Most organizations today rely on a pipeline process to build and check in software, with rapid feedback to determine when the build broke and what change broke it. For the final step of production deployment, compile checks and unit tests have less value in a world of interpreted languages, web apps and APIs. Instead, continuous delivery and continuous deployment speed up deployments with less risk, and shift quality to the right into the purview of operations staff.
But which deployment path is right for you? A closer look at continuous delivery vs. continuous deployment will help reveal which is the most valuable for your organization right now.
The path from continuous integration to continuous delivery and continuous deployment
A CI/CD pipeline begins with continuous integration (CI), a process that collects and integrates code. Exactly what "integration" means can vary by team and organization; originally this meant mostly to run the compile step, but today this can include security checks, scanners for common mistakes that might compile and unit tests. When tests fail, the CI server knows exactly which commit (and which author) introduced the change, and notifies the author to fix the error.
Continuous delivery and continuous deployment setups compress the deployment process and ensure the checking is consistent, which reduces risk. These automated deployments rely on a focus on monitoring and rollback capabilities. They also require an exhaustive set of automated tooling or processes to deploy small subcomponents that carry minor risk
Continuous delivery in practice
Once code goes into version control, it is tested, fixed and rolled out. Steps along the way often include building unit tests, creating a virtual server, then running more automated, high-level checks against the server. If any step fails, the build fails. The developer is notified, typically by email, to fix the errors. Once everything passes the tests, the code goes to a final stage gate before it is deployed.
The DevOps book Continuous Delivery: Reliable Software Releases Through Build, Test, and Deployment Automation, summarizes the continuous delivery concept: "Automate the build, test and deploy process so that, if there are no problems with the software, it only takes one additional click to send it to production."
That final click triggers the actual deployment. In the illustration above, completion of the automated acceptance test generates feedback all the way back to the delivery team for human acceptance tests. In this step, the system sends an email to a tester, product owner or customer service representative to explore and double-check the environment. When they approve, the code rolls to production.
Testing isn't the only reason for this step. A product owner styling the user interface might want to roll together a set of changes. The company might roll out all the changes in a sprint at the same time for a final regression burndown check, or perhaps a specific day and time to mitigate business risk or target groups of users. In some cases, architectural constraints may prevent rollout of micro-features or micro-commits.
Once a team advances the pipeline from commit to ready, with deployments decoupled and able to happen several times per day, the team has achieved continuous delivery. Replacing this final human check with automation is the key difference with the other CD model -- continuous deployment.
Cl/CD in the cloud
A single test environment may seem quaint to many companies, perhaps from a different age. Today's continuous integration tools can create a different test environment for each version of the software. These tools can even live in the cloud and run through a web browser. In that kind of environment, moving from continuous delivery to continuous deployment might be a matter of moving a workflow step -- only the testers or employees can see the change, which is then tested on production and promoted to everyone or reverted if need be.
Progressive organizations that use CI/CD tools in the cloud may be better off starting with a system that can do continuous deployment, and build the ability to fall back in light of quality problems. Leave the "crawl-walk-run" cadence of deployment to the legacy systems, if you can.
Practicing continuous deployment
In a continuous deployment shop, when the test suite passes, changes roll out to staging. Obviously, this introduces risks, so organizations typically use various counter measures, such as:
- Configuration flags. When a change rolls out, it only impacts a small subset of users, typically just employees or even just testers. Features can be expanded to a larger category of users with a simple bit flip in a database or a text file.
- Automated contracts. API and code specifications define what the software "should" do, and if it is still "working" at a modest, basic level.
- Versioned interactions. Major version updates to an API can break changes.
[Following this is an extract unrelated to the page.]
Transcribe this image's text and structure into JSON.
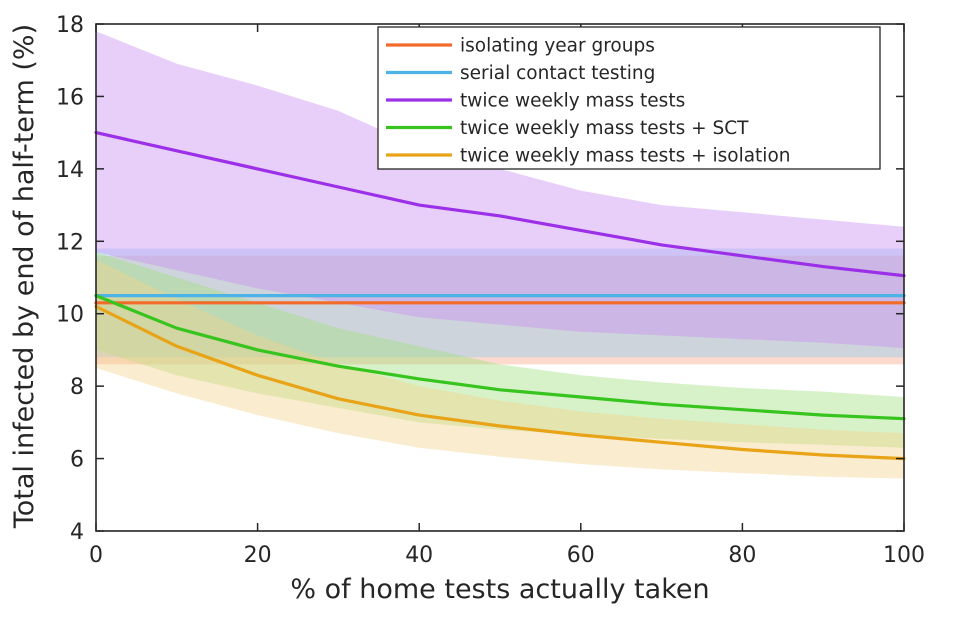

To fix this, have the code call a specific version of the API. Minor version changes do not change the aforementioned contract, interface or expected results.
To make continuous deployment work, your organization needs both architecture and infrastructure that support frequent deployments, some of the de-risking self-support mechanisms above and skilled staff to quickly produce high-quality code quickly.
Making the choice: Continuous delivery vs. continuous deployment
Most organizations will find it's relatively straightforward to adopt a continuous delivery process -- perform a build step, run unit tests, and if the unit tests pass, push the build to a dev or test server. (Shifting from continuous delivery to continuous deployment is harder for many organizations.) More traditional organizations with isolated development, test and staging servers can deal with some instability in dev, but this involves human intervention at several stages (push to test on tests passing, push to test after human exploration passes, then push to production). This slows the entire process, but with expectations that each step improves quality.
Legacy software teams that want to skip to continuous deployment will likely find that it won't work for a variety of reasons. For example, the software is deployed as one large compiled program file, and requires thirty seconds or more of downtime. Perhaps the deploys are not isolated, or the APIs are not versioned, or the system lacks automated contracts. These teams might be better off to start with continuous delivery and adjust the risk measures a bit at a time until continuous deployment is more viable.